The institutional appetite extends across multiple vectors. Seventy-four percent of respondents expect cryptocurrency prices to appreciate over the next 12 months, while 66 percent cite exchange-traded funds as their primary access mechanism, underscoring the preference for regulated, custody-protected vehicles. Simultaneously, 49 percent have strengthened risk management protocols, indicating that institutions are balancing growth ambitions with operational discipline. Demand for institutional-grade custody, regulatory compliance, and security infrastructure has intensified as a prerequisite for larger capital deployment.
Stablecoins and tokenization represent emerging pillars of institutional strategy. Eighty-six percent of surveyed institutions already use stablecoins or are evaluating implementation, primarily for settlement and fund transfers rather than trading speculation. The tokenization narrative has gained particular traction, with 63 percent expressing interest in tokenized instruments and more than 60 percent expecting tokenization to reshape market infrastructure from trading to settlement operations.

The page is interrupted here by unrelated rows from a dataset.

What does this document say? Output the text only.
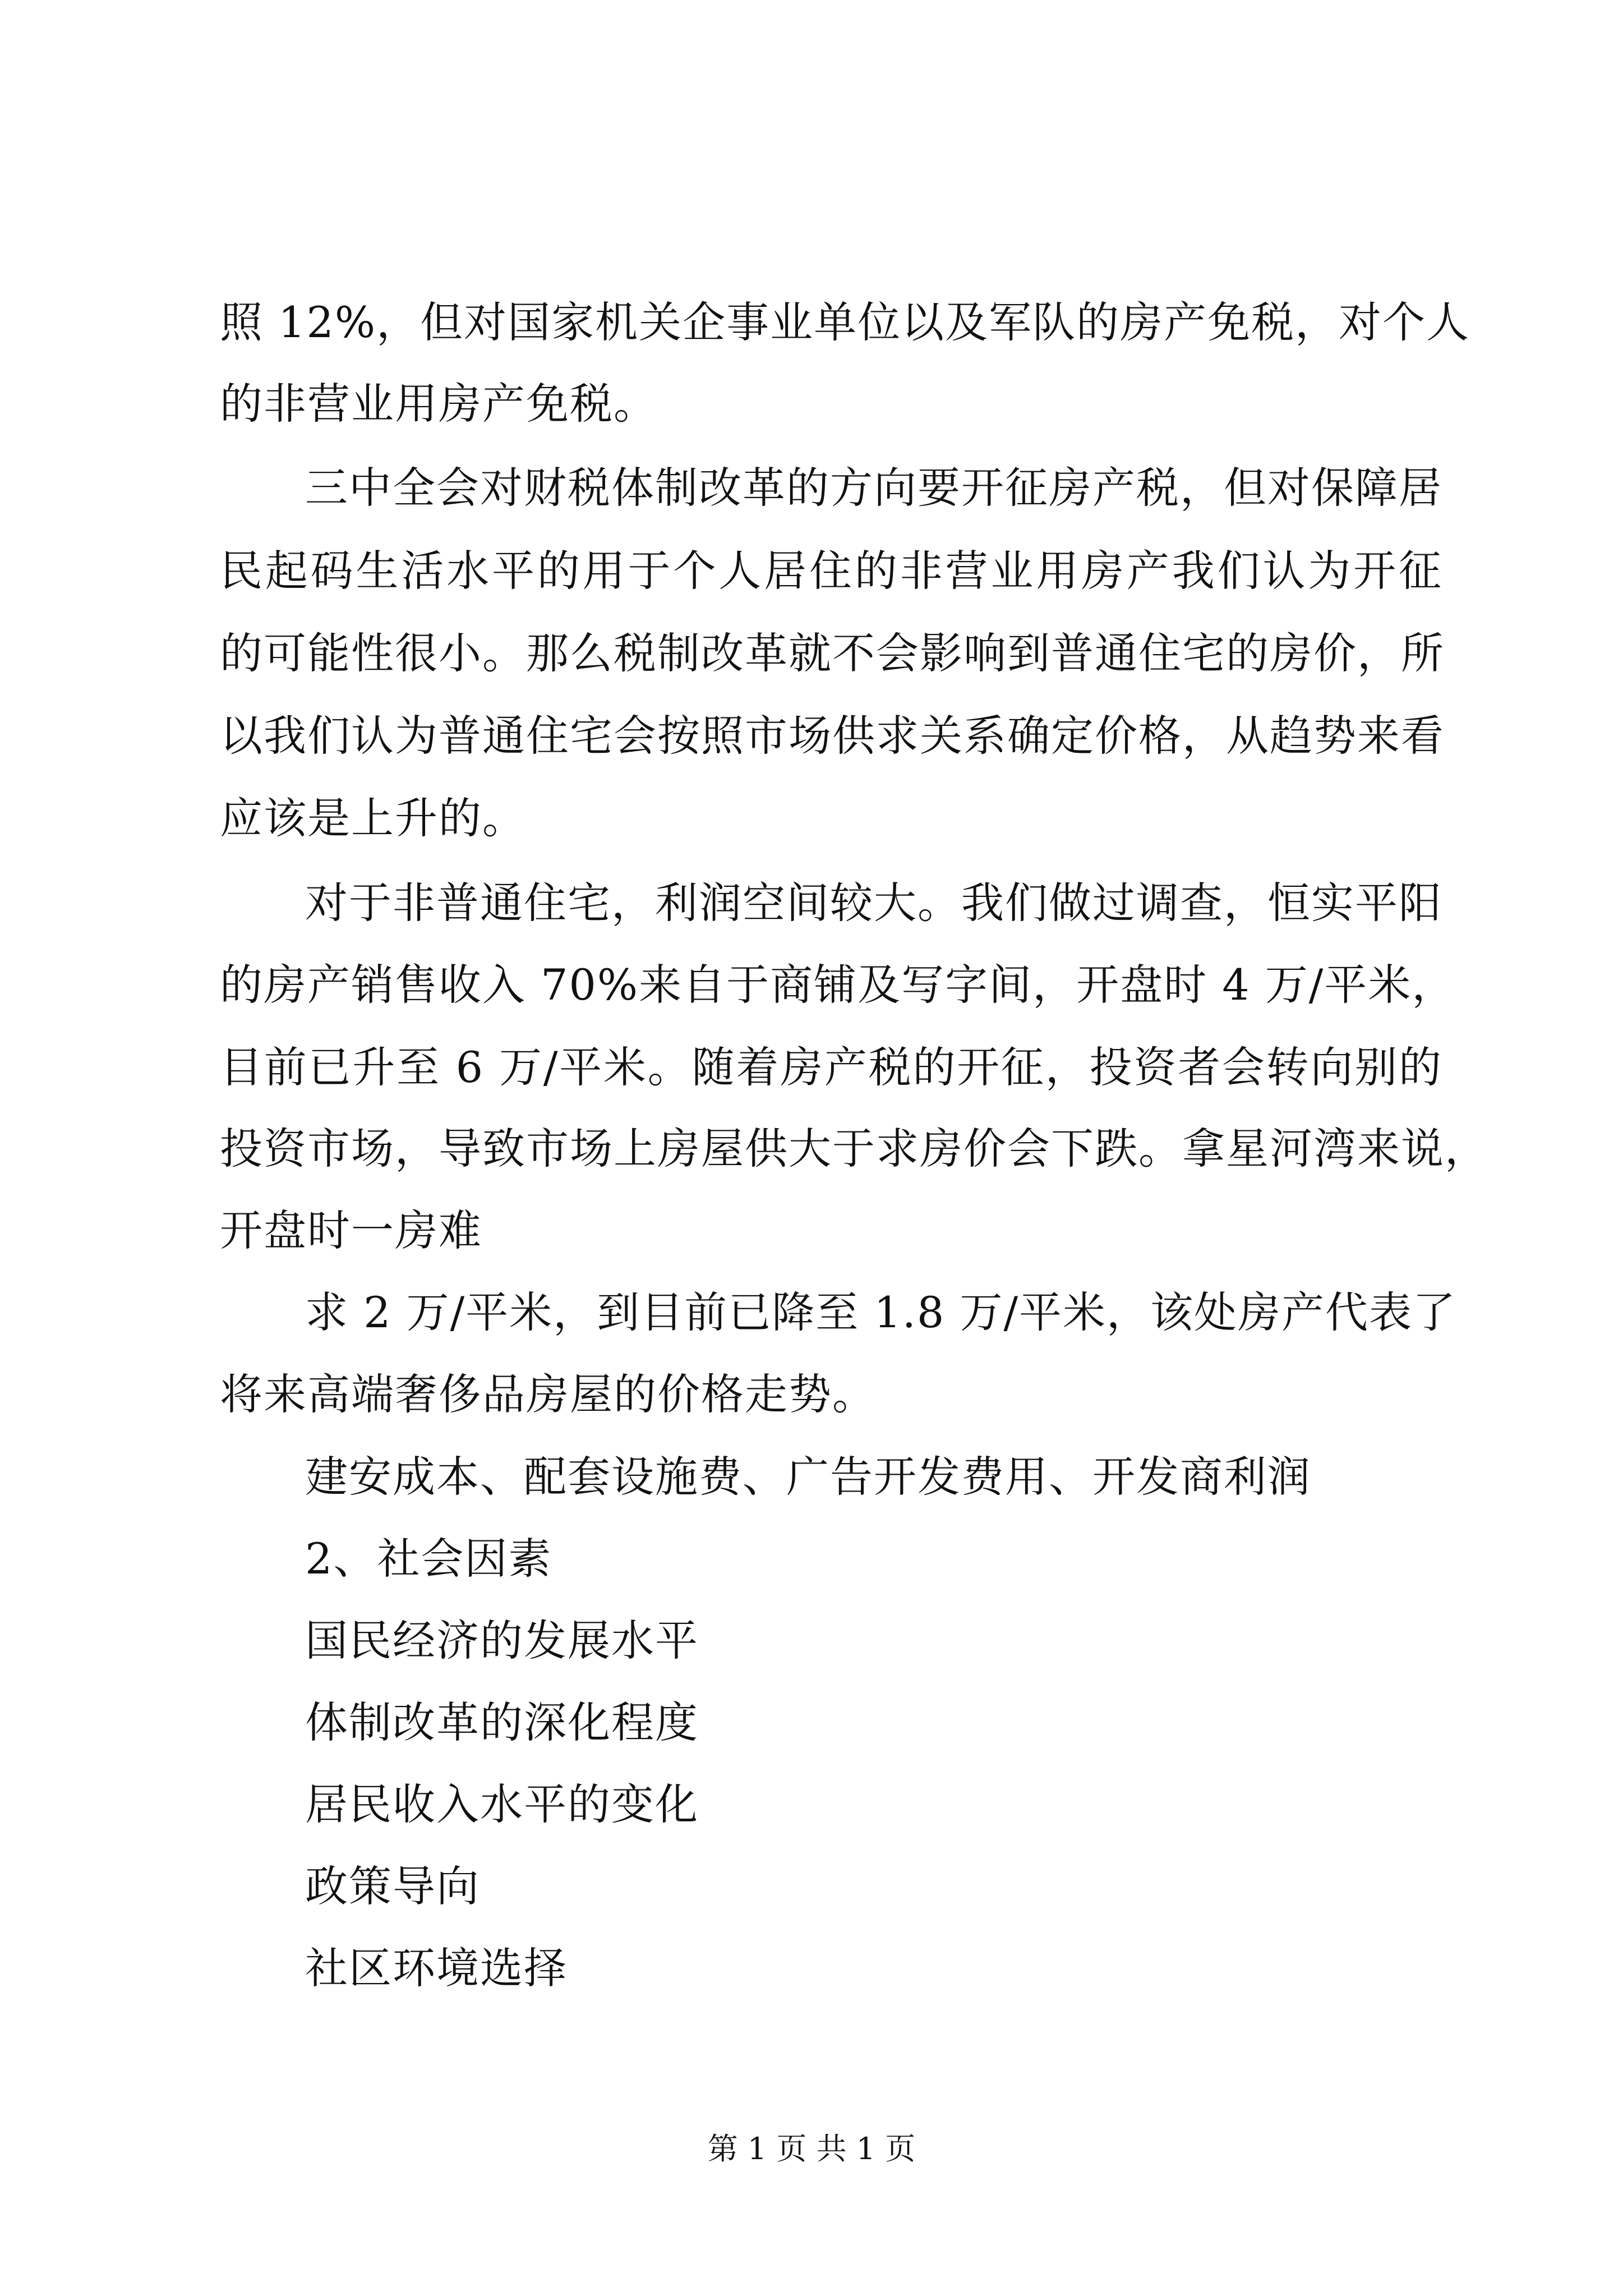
照 12%，但对国家机关企事业单位以及军队的房产免税，对个人
的非营业用房产免税。
三中全会对财税体制改革的方向要开征房产税，但对保障居
民起码生活水平的用于个人居住的非营业用房产我们认为开征
的可能性很小。那么税制改革就不会影响到普通住宅的房价，所
以我们认为普通住宅会按照市场供求关系确定价格，从趋势来看
应该是上升的。
对于非普通住宅，利润空间较大。我们做过调查，恒实平阳
的房产销售收入 70%来自于商铺及写字间，开盘时 4 万/平米，
目前已升至 6 万/平米。随着房产税的开征，投资者会转向别的
投资市场，导致市场上房屋供大于求房价会下跌。拿星河湾来说，
开盘时一房难
求 2 万/平米，到目前已降至 1.8 万/平米，该处房产代表了
将来高端奢侈品房屋的价格走势。
建安成本、配套设施费、广告开发费用、开发商利润
2、社会因素
国民经济的发展水平
体制改革的深化程度
居民收入水平的变化
政策导向
社区环境选择
第 1 页 共 1 页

Regulatory clarity has emerged as the dominant factor shaping institutional participation. Sixty-five percent identify regulation as a growth driver, while 66 percent simultaneously rank it as the primary risk to crypto market expansion. This duality reflects institutional recognition that standardized frameworks would unlock capital flows, yet uncertainty about regulatory direction continues to constrain full-scale allocation increases.